When the COVID-19 pandemic removed international travel from the playbook, they pivoted to identify faculty duos across the Atlantic who taught similar courses (in any discipline) and could jointly teach a portion of them, including synchronous class sessions and student team assignments.

Faculty planning trips in fall 2021 (Ames and Detroit) and spring 2022 (Mulheim) focused on building relationships and laying out a structure that could support longer-term objectives for both the student experience and faculty growth. The rotating-location summer school with a sustainability focus across the disciplines bubbled up from those conversations, said VanDerZanden.

Valuable on many fronts

Tsai said the benefits of the summer school to students are many: cultural exposure, an interdisciplinary approach to an important and evolving topic, opportunities to learn from other faculty and another country's teaching methods, and a short, lower-commitment study abroad experience. The five Iowa State students received a $1,500 scholarship from Iowa State's Carl and Ruth Hamilton Endowment for Educational Excellence to help with the additional travel and living expenses.

VanDerZanden agreed that students will reap different rewards.

"For some, the interdisciplinary piece may be most valuable. For others who haven't traveled as much, that international exposure might be the most important," she said.

A short trip abroad sometimes leads to a decision to study abroad for a semester or a year, she added.

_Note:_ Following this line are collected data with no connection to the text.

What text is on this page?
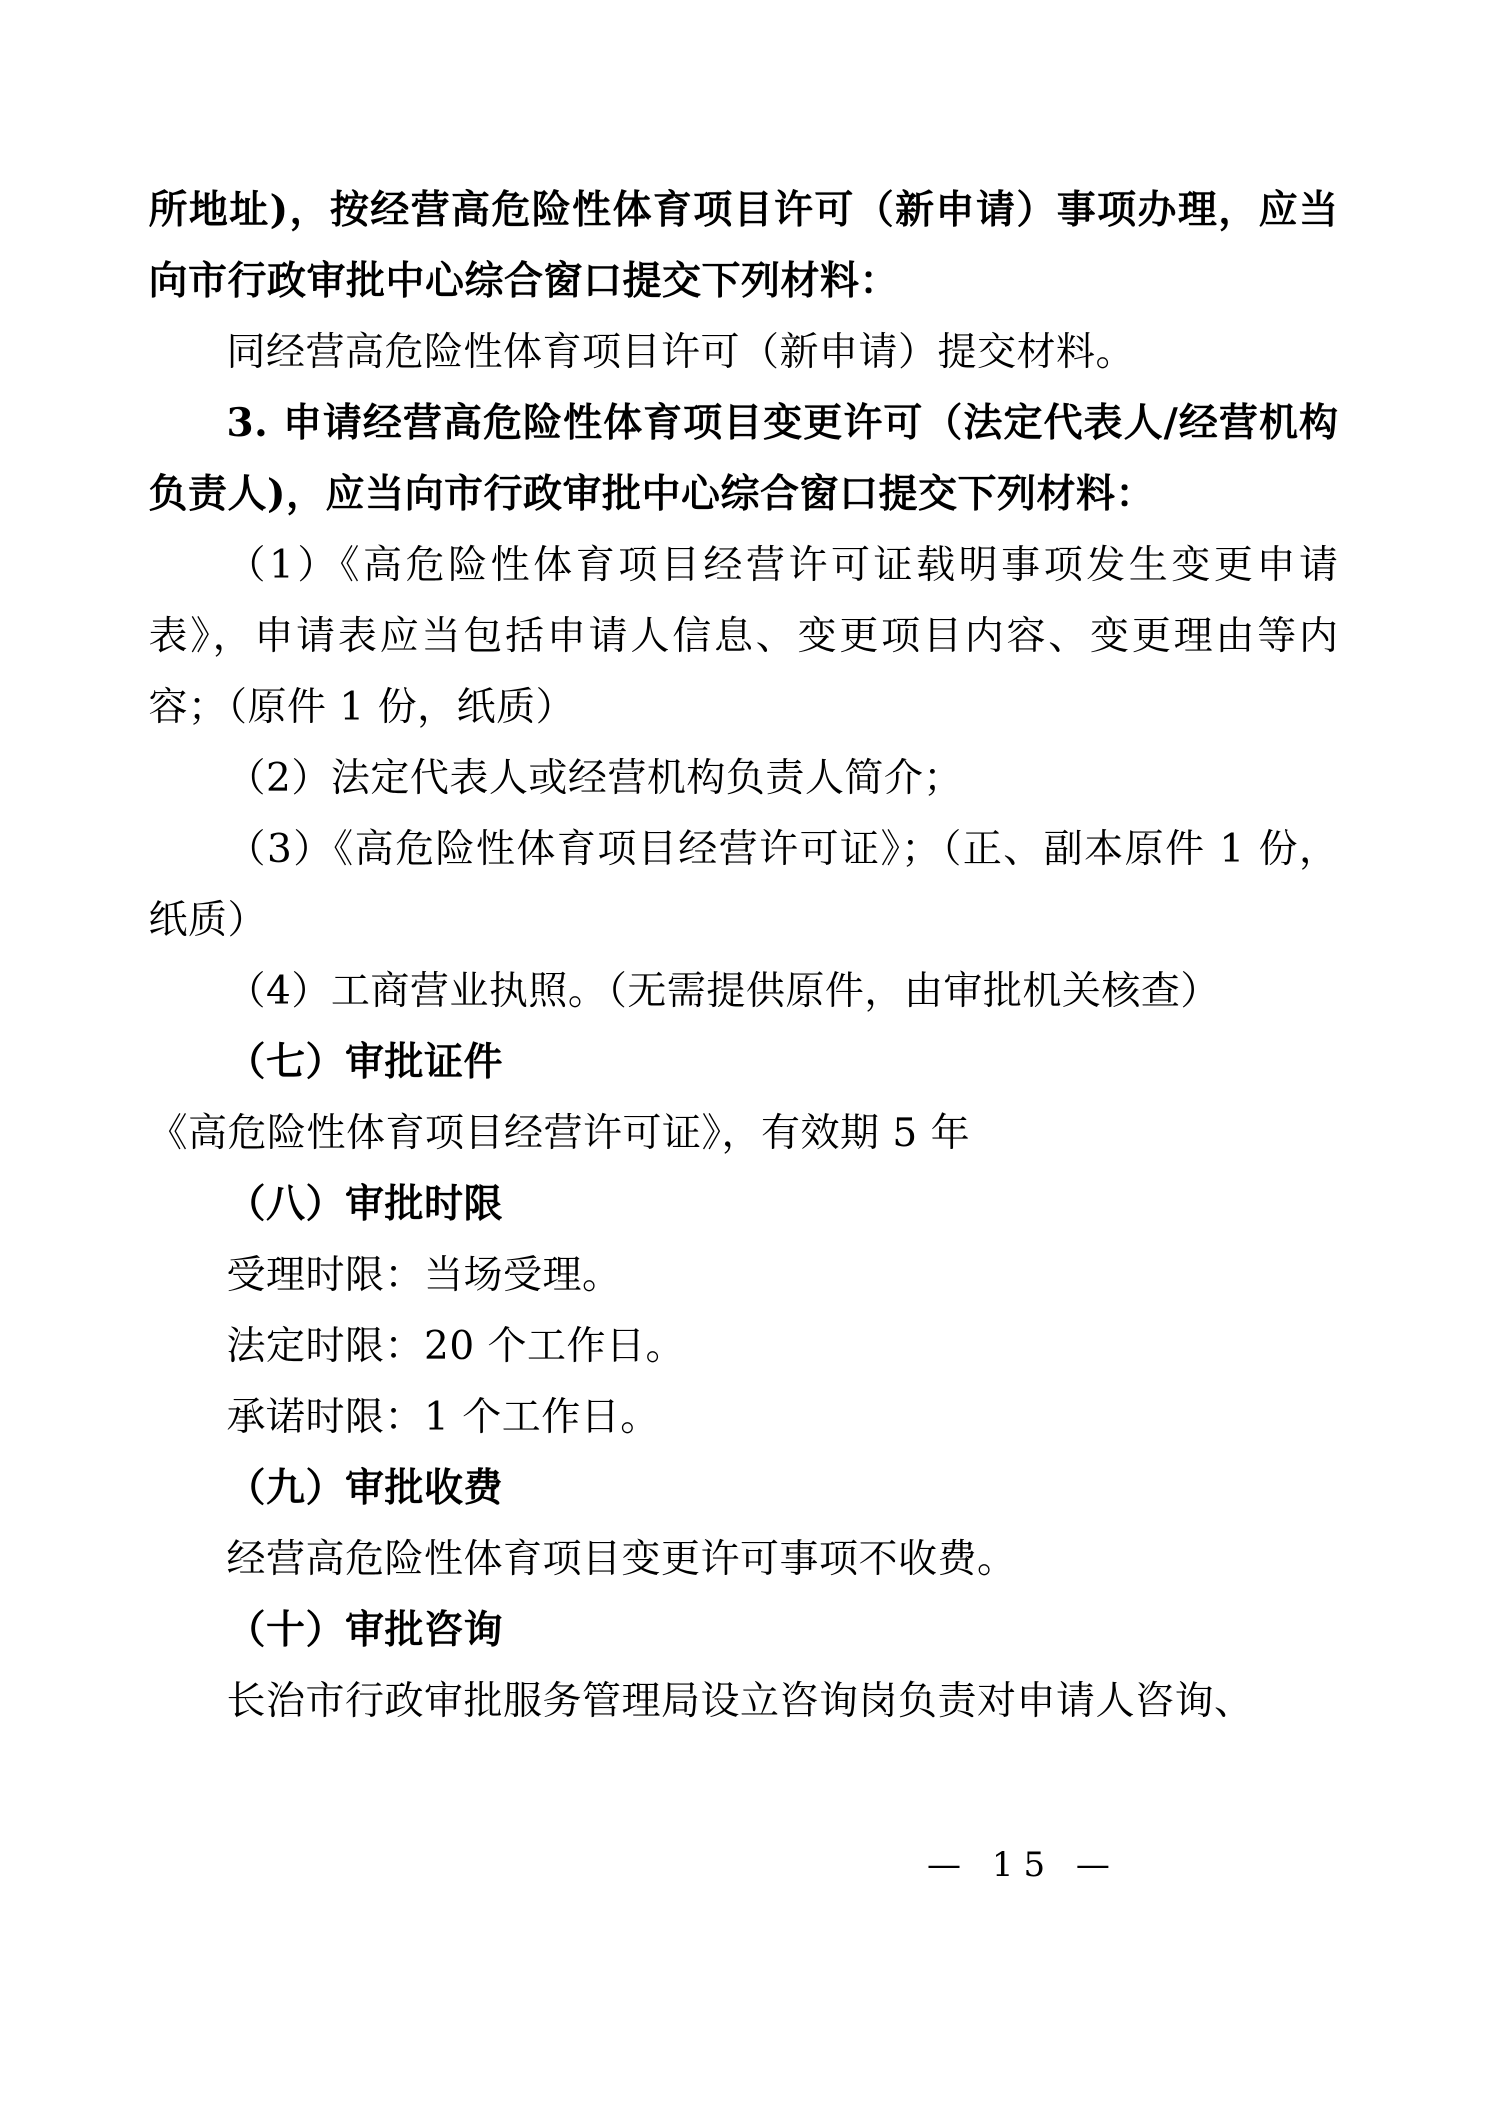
所地址)，按经营高危险性体育项目许可（新申请）事项办理，应当向市行政审批中心综合窗口提交下列材料：

同经营高危险性体育项目许可（新申请）提交材料。

3. 申请经营高危险性体育项目变更许可（法定代表人/经营机构负责人)，应当向市行政审批中心综合窗口提交下列材料：

（1）《高危险性体育项目经营许可证载明事项发生变更申请表》，申请表应当包括申请人信息、变更项目内容、变更理由等内容；（原件 1 份，纸质）

（2）法定代表人或经营机构负责人简介；

（3）《高危险性体育项目经营许可证》；（正、副本原件 1 份，纸质）

（4）工商营业执照。（无需提供原件，由审批机关核查）

（七）审批证件

《高危险性体育项目经营许可证》，有效期 5 年

（八）审批时限

受理时限：当场受理。

法定时限：20 个工作日。

承诺时限：1 个工作日。

（九）审批收费

经营高危险性体育项目变更许可事项不收费。

（十）审批咨询

长治市行政审批服务管理局设立咨询岗负责对申请人咨询、

— 15 —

Su said an attractive aspect of the summer school for her is the opportunity to collaborate with faculty across the globe, not only on the curriculum at hand, but to talk about their research and find common interests. The transatlantic partnership also presents opportunities to recruit graduate students to the event management program -- or other master's programs Iowa State offers. And, after three years she said she thinks they've developed a program that could be replicated.

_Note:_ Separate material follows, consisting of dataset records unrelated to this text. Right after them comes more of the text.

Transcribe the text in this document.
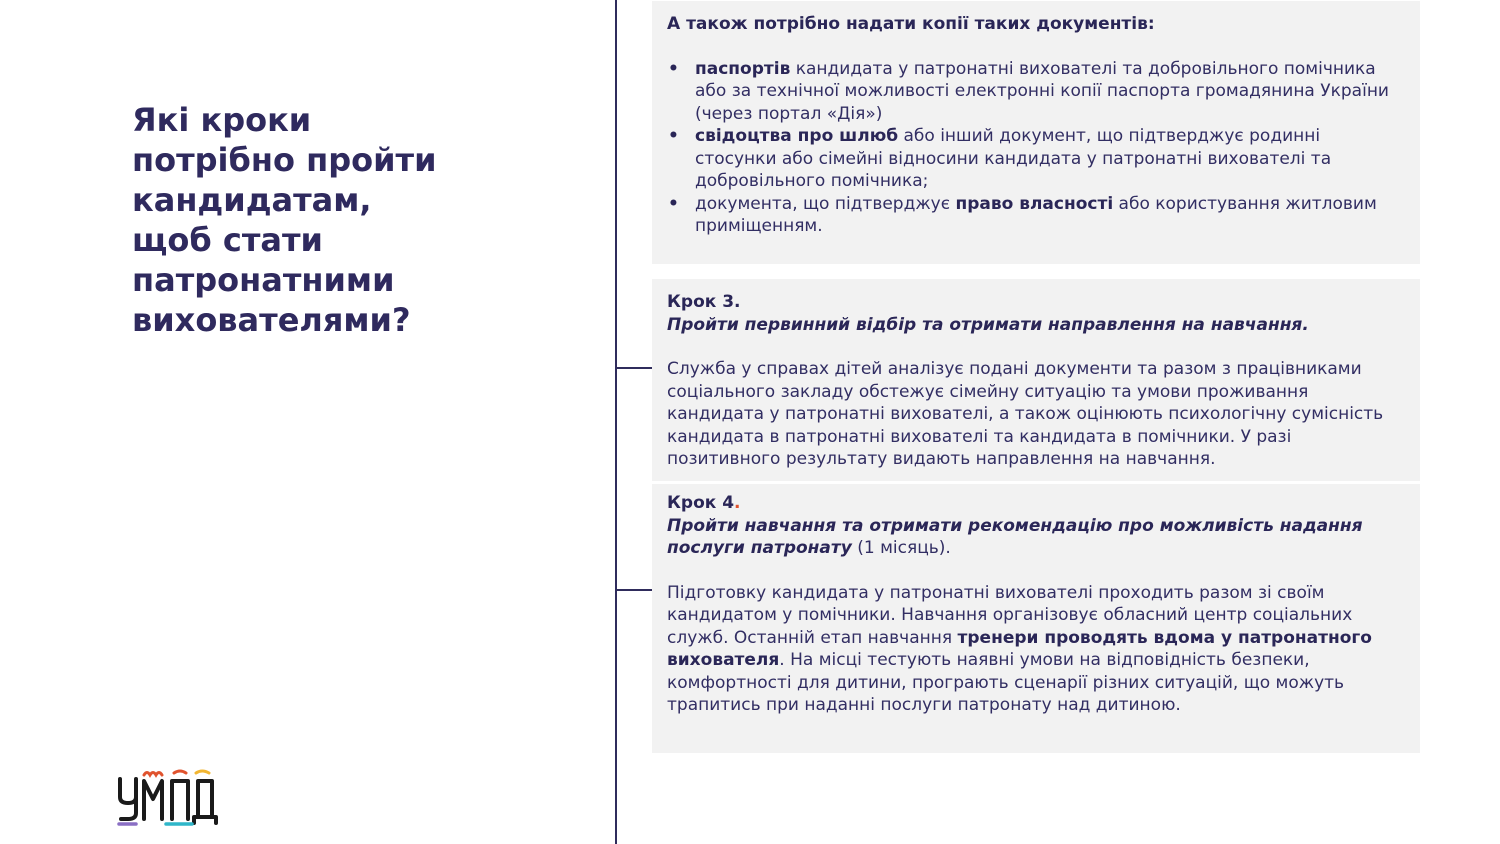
Які кроки
потрібно пройти
кандидатам,
щоб стати
патронатними
вихователями?
А також потрібно надати копії таких документів:
• паспортів кандидата у патронатні вихователі та добровільного помічника або за технічної можливості електронні копії паспорта громадянина України (через портал «Дія»)
• свідоцтва про шлюб або інший документ, що підтверджує родинні стосунки або сімейні відносини кандидата у патронатні вихователі та добровільного помічника;
• документа, що підтверджує право власності або користування житловим приміщенням.
Крок 3.
Пройти первинний відбір та отримати направлення на навчання.
Служба у справах дітей аналізує подані документи та разом з працівниками соціального закладу обстежує сімейну ситуацію та умови проживання кандидата у патронатні вихователі, а також оцінюють психологічну сумісність кандидата в патронатні вихователі та кандидата в помічники. У разі позитивного результату видають направлення на навчання.
Крок 4.
Пройти навчання та отримати рекомендацію про можливість надання послуги патронату (1 місяць).
Підготовку кандидата у патронатні вихователі проходить разом зі своїм кандидатом у помічники. Навчання організовує обласний центр соціальних служб. Останній етап навчання тренери проводять вдома у патронатного вихователя. На місці тестують наявні умови на відповідність безпеки, комфортності для дитини, програють сценарії різних ситуацій, що можуть трапитись при наданні послуги патронату над дитиною.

"The summer school project now is a model we can adapt for other universities in other countries," she said. "I have no doubt we will get benefits from this summer school."

Looking ahead

As for their summer school assignment, Tsai and Su said they're considering food sustainability, including production and distribution, as a possible theme for the 2024 edition. Iowa State will host the in-person portion for two weeks in early August; four weeks of online modules are scheduled to begin around the third week in May. Summer school locations are set through 2027.

VanDerZanden said a consortium agreement is in place among the four universities to make it as easy as possible for their faculty to create more inter-institutional projects and programs. And Fulbright administrators are aware of what evolved out of the two-week workshop in fall 2019.

"That's very much the spirit of Fulbright," she said. "They provide the platform, faculty and students make those connections at institutions and can pursue the opportunities that emerge. You never know where they might lead -- whether it's ongoing research collaborations or student internships."